O tempo para a análise do pedido pela Justiça e o eventual deferimento costuma variar entre semanas e meses. A avaliação de Kloh é que, como o ocorrido em Brumadinho foi amplamente divulgado pela imprensa e sabe-se a dinâmica do caminho da lama, não deve demorar.

“Acho que vai ter uma tolerância [quanto às exigências]. É improvável que o Judiciário vá negar a morte presumida de vítimas em Brumadinho. É esperado boa vontade. Que não seja tão rigoroso”, afirma.

O advogado Fernando Dantas faz a mesma avaliação quanto ao tempo e diz que diversos elementos são utilizados para a concessão favorável da sentença — que substitui juridicamente o atestado de óbito.

“Não existe a materialização do corpo, então o Judiciário supre essa necessidade por meio da declaração. Analisa-se se houve alta probabilidade de ter acontecido o desastre com aquela pessoa. Se a pessoa estava ali. A família deve entregar evidências. Por exemplo, mostrar que a vítima trabalhava na região, ou morava onde foi atingido. A Vale pode ajudar fornecendo contratos trabalhistas, rotina da mina, escalas daquele dia”, afirma.

O professor da faculdade de direito da UnB (Universidade de Brasília) Bruno Rangel da Silva afirma que, num desastre deste tamanho, não há decisão sem margem de erro. Porém, considera que a maioria das famílias dos desaparecidos deve ter indícios mínimos de comprovar o pedido.

A Defensoria Pública de Minas Gerais instalou uma base de atendimento em Brumadinho para apoiar moradores que não possam pagar por um advogado.
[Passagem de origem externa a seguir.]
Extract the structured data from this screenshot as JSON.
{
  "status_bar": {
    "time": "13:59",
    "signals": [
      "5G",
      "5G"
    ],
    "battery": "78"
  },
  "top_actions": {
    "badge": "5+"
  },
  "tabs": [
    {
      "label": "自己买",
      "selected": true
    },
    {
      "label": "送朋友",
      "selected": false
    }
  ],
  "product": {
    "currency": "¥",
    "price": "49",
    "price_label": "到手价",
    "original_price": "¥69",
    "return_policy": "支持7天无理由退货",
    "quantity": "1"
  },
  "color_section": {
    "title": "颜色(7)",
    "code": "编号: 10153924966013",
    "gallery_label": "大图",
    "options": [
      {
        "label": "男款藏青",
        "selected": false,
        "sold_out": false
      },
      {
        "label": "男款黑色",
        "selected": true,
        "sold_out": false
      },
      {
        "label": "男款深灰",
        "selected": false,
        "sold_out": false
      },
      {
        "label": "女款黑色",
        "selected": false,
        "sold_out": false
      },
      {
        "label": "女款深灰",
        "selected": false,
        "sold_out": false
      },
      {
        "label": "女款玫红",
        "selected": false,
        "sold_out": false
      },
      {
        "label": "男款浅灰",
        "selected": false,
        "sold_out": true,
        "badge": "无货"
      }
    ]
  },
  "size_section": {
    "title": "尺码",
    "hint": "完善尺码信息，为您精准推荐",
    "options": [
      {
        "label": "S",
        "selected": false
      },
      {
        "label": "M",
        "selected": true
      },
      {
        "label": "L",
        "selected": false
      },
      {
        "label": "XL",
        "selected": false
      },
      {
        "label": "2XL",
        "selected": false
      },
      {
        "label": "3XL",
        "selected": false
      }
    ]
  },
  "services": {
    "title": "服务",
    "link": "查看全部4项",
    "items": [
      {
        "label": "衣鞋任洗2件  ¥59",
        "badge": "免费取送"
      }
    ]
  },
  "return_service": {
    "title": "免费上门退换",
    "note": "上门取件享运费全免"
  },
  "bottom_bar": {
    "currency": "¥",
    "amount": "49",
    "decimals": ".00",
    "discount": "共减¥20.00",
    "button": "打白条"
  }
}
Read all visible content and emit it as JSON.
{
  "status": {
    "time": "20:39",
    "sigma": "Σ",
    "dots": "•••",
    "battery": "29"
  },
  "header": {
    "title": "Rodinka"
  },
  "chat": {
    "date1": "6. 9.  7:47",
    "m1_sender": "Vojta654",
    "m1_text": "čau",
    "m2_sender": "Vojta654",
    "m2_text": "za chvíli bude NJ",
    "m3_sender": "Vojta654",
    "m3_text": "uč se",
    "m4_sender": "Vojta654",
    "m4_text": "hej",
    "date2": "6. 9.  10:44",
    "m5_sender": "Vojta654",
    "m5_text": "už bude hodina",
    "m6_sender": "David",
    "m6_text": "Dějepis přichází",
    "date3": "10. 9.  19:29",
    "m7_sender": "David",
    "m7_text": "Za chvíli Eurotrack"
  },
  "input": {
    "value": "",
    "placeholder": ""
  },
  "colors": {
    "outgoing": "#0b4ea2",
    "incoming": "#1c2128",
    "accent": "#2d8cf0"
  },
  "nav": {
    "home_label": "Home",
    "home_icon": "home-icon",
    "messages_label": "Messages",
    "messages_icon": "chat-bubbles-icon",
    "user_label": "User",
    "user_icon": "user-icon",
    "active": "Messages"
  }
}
Procurado pelo UOL, o Ministério Público estadual informou que acompanhará o trabalho do Judiciário para, se necessário, pedir celeridade nos processos.

Após a declaração por morte presumida ser expedida pela Justiça mineira, o cartório de Brumadinho poderá confeccionar a certidão de óbito.

Bruno Rangel da Silva lembra que há ainda a possibilidade de pessoas sem relação com a Vale ou com a região estarem passando pelo local na hora do rompimento e terem sido atingidas pela avalanche de rejeitos.

Neste caso, a família poderá não conseguir demonstrar a correlação entre o desaparecimento do parente e o incidente da mineradora, e pode levar até 10 anos para a vítima ser declarada falecida, e a certidão de óbito, entregue.

O primeiro passo será a família da vítima declarar a ausência da pessoa em até um ano do ocorrido. Depois desse prazo, a Justiça dará a sentença. Se favorável ao entendimento do desaparecimento por causa do rompimento da barragem, é aberta a sucessão provisória.

Esta só será convertida em definitiva após 10 anos do trânsito em julgado da decisão anterior ou se o desaparecido tiver, à época, pelo menos 80 anos de idade e não tiver dado notícias há, no mínimo cinco anos.